The Girl Who Played With Fire
The Girl Who Played With Fire picks up with Lisbeth Salander leaving the Caribbean and returning to Stockholm where she pays a visit to her guardian, Bjurman, to remind him of their mutually beneficial deal and assure him that she expects to exit court-appointed guardianship as they agreed upon.
The follow-up to The Girl with The Dragon Tattoo is intense and mysterious as the film follows Lisbeth Salander (Rapace) deeper into her own history as she and Blomkvist team up this time to uncover the details of a sex-trafficking scandal that will rock both Swedish political circles and Salander’s life at the same time.
Rapace’s Salander is as serious and withdrawn as ever as facts begin to emerge about who she really is and what dark secrets lie in her past. The details of her life are a messy tangle of intrigue and bad deals almost from her birth down to the final scenes of the film. Of course, Blomkvist (Nyquist) is there, as usual, to stand up for Salander and remind her that not all men are dangerous and want to harm her.

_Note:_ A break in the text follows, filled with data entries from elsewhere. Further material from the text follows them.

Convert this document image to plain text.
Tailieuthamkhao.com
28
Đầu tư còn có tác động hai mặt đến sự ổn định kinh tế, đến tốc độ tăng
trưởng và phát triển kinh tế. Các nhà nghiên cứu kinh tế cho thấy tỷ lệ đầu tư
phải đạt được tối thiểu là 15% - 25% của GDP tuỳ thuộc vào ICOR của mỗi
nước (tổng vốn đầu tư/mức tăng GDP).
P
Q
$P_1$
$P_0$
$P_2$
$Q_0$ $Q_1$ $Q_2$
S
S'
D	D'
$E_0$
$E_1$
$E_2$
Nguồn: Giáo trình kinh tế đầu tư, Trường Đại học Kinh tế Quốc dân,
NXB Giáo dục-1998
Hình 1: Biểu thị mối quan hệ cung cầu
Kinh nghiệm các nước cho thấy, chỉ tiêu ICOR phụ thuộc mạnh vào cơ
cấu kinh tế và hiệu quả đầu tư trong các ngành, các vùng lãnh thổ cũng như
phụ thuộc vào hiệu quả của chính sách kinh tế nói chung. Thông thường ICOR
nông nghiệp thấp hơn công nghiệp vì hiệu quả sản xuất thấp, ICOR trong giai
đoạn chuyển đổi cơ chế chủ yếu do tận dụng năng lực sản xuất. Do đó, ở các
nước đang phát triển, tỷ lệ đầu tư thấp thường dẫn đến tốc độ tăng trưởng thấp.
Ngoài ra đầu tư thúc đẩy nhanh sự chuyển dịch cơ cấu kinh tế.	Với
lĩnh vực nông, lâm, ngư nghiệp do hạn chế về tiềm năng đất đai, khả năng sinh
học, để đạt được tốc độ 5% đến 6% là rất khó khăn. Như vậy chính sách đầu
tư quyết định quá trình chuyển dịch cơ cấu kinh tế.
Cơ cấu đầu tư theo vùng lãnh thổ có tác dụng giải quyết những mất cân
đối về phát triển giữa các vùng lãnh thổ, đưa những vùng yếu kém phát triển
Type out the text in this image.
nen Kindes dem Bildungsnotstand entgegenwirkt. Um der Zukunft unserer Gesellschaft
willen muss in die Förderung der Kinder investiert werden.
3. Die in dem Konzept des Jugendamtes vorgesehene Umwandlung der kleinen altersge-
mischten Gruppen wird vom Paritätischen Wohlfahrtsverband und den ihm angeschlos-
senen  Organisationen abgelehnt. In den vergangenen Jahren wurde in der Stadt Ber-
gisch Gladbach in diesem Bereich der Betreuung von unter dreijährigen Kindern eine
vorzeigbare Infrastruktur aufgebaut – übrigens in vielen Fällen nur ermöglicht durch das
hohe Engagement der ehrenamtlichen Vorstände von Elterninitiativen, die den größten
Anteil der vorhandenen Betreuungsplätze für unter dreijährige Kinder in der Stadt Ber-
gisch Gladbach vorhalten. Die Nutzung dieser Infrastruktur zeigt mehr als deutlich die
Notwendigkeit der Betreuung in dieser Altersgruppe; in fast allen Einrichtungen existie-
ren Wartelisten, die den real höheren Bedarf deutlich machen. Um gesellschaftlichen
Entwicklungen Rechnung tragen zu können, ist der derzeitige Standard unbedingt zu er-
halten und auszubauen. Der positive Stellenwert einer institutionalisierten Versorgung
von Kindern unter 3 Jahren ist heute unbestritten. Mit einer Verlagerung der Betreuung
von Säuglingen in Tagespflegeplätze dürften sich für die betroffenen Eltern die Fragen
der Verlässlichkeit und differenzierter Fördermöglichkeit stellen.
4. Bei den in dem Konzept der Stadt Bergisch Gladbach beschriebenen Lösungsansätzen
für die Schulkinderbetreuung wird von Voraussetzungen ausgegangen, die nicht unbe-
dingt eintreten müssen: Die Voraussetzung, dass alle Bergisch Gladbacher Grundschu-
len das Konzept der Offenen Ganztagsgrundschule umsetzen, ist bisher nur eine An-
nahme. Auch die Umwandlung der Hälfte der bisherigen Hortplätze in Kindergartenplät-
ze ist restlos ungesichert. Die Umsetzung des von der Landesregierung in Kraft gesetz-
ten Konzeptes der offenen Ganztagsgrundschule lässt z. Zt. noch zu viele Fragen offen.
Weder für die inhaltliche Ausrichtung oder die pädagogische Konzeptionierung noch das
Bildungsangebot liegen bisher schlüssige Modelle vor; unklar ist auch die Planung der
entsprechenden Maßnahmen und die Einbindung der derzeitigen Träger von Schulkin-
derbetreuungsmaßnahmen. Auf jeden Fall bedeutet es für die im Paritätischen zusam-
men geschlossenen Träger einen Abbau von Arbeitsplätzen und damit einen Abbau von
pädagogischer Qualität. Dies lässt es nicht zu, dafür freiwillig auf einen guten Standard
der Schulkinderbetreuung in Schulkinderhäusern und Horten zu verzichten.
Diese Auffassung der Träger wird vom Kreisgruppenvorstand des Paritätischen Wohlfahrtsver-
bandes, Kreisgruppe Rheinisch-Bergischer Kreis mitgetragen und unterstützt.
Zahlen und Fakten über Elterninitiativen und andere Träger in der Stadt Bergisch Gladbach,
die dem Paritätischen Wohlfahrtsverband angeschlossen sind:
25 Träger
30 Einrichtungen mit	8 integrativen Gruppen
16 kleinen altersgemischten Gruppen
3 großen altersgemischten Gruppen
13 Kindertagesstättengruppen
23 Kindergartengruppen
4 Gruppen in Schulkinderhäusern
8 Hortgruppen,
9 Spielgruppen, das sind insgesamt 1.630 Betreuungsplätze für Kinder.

The film is interesting but a little halted in places as the story develops. And you can see the ending coming early in the film but that’s ok, especially if you like the twisted intrigue of the story and you haven’t read the books. The characters don’t always seem to know where they’re going and with Salander and her girlfriend, Miriam Wu, looking so much alike it was easy to get distracted in a moment when they were sharing a scene; thankfully they had only a few. Nyqvist is handsome and strong as Salander’s “protector.” Overall, the story, as it unfolds, is a good fit with the previous film.
If you’re looking to get into the Swedish film version of the Stieg Larsson books you won’t be disappointed in this film. Check it out and enjoy the subtitled version – it requires reading but you get the look and feel of the emotions of the characters that is less evident in the only real DVD extra, an English overdub.